В соседней камере была заключена девочка-зооморф по имени Хаку, прирождённый анимаг, которую Инквизиция поймала, похоже, из чистого любопытства. Рыжеволосая, с чёрными кошачьими ушками и пушистым кошачьим хвостом – девчонка, похоже, не могла не вызвать в Инквизиторах очередной интерес к непознанному ещё ими миру магии. Эльф всё никак не мог взять в толк, зачем бы ещё она понадобилась Церкви, так как гораздо проще было отпустить её на волю, где она не принесла бы никакого вреда, чем пытаться добиться от неё хоть малейшего толка. Однако этот странный, никогда не унывающий ребёнок заметно скрашивал тусклые холодные дни заключения в этой убогой тюрьме, и Скуало, поначалу с присущей ему эльфийской гордыней относившейся к девочке-кошке с пренебрежением, приобрёл вскоре в её лице ещё одного друга.

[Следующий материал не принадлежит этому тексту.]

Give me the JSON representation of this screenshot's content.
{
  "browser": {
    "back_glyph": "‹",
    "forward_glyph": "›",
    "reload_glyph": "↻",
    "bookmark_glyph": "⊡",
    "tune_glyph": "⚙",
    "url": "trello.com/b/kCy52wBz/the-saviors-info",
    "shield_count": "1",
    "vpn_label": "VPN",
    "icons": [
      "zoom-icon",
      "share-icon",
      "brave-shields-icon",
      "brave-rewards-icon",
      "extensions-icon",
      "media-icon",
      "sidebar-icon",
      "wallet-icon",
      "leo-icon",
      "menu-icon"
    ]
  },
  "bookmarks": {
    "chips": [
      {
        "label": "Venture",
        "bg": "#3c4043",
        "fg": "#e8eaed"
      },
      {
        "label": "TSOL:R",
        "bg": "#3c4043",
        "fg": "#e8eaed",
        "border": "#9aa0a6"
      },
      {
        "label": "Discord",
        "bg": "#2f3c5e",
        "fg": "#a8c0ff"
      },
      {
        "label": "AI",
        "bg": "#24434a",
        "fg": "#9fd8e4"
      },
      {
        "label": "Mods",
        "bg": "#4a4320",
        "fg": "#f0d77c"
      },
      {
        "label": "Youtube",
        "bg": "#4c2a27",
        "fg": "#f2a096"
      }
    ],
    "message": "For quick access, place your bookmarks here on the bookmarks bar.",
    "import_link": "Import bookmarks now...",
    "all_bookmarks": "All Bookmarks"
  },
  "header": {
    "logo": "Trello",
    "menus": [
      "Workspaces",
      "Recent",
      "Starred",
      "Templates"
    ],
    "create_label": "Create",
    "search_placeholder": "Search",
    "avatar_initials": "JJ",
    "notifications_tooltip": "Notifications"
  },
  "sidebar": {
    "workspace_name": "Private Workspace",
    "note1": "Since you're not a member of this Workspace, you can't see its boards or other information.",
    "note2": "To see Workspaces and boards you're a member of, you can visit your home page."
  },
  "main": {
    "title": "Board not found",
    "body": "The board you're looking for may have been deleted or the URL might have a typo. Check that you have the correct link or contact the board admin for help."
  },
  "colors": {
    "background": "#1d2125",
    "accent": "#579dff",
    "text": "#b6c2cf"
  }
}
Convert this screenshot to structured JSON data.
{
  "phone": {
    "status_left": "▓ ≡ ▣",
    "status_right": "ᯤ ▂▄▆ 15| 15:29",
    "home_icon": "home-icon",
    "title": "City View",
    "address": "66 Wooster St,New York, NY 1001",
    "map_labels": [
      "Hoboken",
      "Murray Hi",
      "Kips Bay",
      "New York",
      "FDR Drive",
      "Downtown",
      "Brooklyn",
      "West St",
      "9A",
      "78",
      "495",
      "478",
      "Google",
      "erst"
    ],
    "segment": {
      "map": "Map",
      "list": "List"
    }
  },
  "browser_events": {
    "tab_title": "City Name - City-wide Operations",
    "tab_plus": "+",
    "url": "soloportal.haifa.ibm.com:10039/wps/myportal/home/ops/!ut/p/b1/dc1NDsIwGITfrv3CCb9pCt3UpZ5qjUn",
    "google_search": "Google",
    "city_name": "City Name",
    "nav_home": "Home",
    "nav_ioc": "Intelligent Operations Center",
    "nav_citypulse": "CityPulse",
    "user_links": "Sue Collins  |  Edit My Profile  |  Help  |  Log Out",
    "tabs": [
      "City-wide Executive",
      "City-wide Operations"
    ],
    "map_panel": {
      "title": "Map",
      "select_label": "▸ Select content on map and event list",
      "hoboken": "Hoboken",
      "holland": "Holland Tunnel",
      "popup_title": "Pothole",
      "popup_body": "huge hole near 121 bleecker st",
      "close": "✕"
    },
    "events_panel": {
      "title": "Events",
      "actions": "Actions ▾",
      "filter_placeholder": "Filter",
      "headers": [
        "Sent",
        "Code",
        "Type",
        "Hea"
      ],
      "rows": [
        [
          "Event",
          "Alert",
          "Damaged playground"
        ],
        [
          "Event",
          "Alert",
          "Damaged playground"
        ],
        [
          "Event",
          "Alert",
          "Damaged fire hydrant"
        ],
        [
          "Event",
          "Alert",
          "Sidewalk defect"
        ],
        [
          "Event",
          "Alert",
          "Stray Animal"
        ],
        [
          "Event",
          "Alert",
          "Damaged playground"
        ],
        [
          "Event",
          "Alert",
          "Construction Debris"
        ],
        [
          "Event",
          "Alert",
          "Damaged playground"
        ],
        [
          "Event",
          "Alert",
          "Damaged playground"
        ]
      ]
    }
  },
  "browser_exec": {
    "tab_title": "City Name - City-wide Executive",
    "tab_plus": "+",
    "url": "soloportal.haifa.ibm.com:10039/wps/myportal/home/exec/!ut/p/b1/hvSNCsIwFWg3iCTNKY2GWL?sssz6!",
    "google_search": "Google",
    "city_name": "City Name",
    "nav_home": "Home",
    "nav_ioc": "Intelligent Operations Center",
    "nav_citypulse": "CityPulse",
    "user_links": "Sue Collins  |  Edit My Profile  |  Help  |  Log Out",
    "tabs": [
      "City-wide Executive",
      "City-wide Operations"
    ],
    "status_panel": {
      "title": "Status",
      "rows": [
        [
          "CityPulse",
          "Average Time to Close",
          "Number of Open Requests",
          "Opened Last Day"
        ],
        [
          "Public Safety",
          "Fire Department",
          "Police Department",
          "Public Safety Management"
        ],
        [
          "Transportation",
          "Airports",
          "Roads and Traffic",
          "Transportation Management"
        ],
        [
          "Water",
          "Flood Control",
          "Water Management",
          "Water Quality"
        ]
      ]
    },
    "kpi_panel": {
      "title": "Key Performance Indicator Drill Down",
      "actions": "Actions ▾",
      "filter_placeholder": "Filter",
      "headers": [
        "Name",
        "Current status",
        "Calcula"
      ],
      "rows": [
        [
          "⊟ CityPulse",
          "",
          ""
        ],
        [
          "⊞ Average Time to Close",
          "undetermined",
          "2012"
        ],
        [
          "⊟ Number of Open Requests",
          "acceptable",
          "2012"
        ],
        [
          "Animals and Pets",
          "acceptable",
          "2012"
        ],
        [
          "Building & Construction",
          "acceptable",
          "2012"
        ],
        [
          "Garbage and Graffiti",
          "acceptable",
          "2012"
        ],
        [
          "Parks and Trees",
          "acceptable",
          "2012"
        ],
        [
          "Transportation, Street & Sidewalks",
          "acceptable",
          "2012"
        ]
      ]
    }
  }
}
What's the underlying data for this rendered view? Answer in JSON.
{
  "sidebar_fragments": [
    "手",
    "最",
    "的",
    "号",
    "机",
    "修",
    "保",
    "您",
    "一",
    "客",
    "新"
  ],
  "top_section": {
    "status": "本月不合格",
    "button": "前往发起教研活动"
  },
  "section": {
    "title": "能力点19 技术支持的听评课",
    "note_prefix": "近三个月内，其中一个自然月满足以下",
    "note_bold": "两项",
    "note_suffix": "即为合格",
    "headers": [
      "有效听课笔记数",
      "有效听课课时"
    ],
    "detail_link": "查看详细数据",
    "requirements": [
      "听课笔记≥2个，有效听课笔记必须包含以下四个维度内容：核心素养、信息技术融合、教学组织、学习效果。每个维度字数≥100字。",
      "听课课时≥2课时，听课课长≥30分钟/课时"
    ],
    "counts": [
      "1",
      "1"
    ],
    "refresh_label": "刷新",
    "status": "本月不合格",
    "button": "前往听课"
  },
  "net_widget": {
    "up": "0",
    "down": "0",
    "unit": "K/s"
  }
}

- Опять не выспался, а? – ещё одним несомненным плюсом маленькой кошки было в том, что она быстро научилась не обижаться на его грубость.
- Не выспался, блядь, а кто в этом виноват? – эльф язвительно фыркнул. – Опять всю ночь болтала со своим этим зеленовлаской, мелочь ушастая!
- Его зовут Дейзи, - Хаку дёрнула ушками и гордо вскинула подбородок. – И он служит Бьякурану не по своей воле! Ему просто промыли мозги, а на самом деле он…
- Добрый и милый, да-да… - Скуало раздражённо отмахнулся от слишком наивной, по его мнению, девчонки. – Он Инквизитор, детка, а значит, только и мечтает, как бы сжечь тебя на костре подобно остальным магам!
Хаку обиженно замолкла и рассерженно засопела в углу своей камеры. Мечник краем сознания уловил несколько смущающую мысль о том, что ведь и ему самому неоднократно говорили нечто подобное про Занзаса, а ведь он до сих пор… В любом случае, эльф был слишком горд, чтобы извиняться. К счастью, Хаку всегда быстро отходила от обид, поскольку знала, что Скуало с его постоянными болями в голове и в руке иногда срывает злость совершенно без повода. Вскоре она уже снова сидела у решётки между их камерами, любопытно хлопая большими серыми глазами.
- Можно тебя спросить, что ты видишь? Ну, когда нам показывают всякие такие чудеса во время прогулки? – она с интересом дёрнула хвостом, чуть улыбаясь.
Скуало неопределённо хмыкнул. Он просто не знал, как словами передать то чувство благоговейного трепета и счастливого единства со всем миром, которое он испытывает во время этих пыток несбыточными иллюзиями.
- Я вижу дом, - ответил он коротко. – И Свет. Всё, как и говорил этот ублюдок Бьякуран.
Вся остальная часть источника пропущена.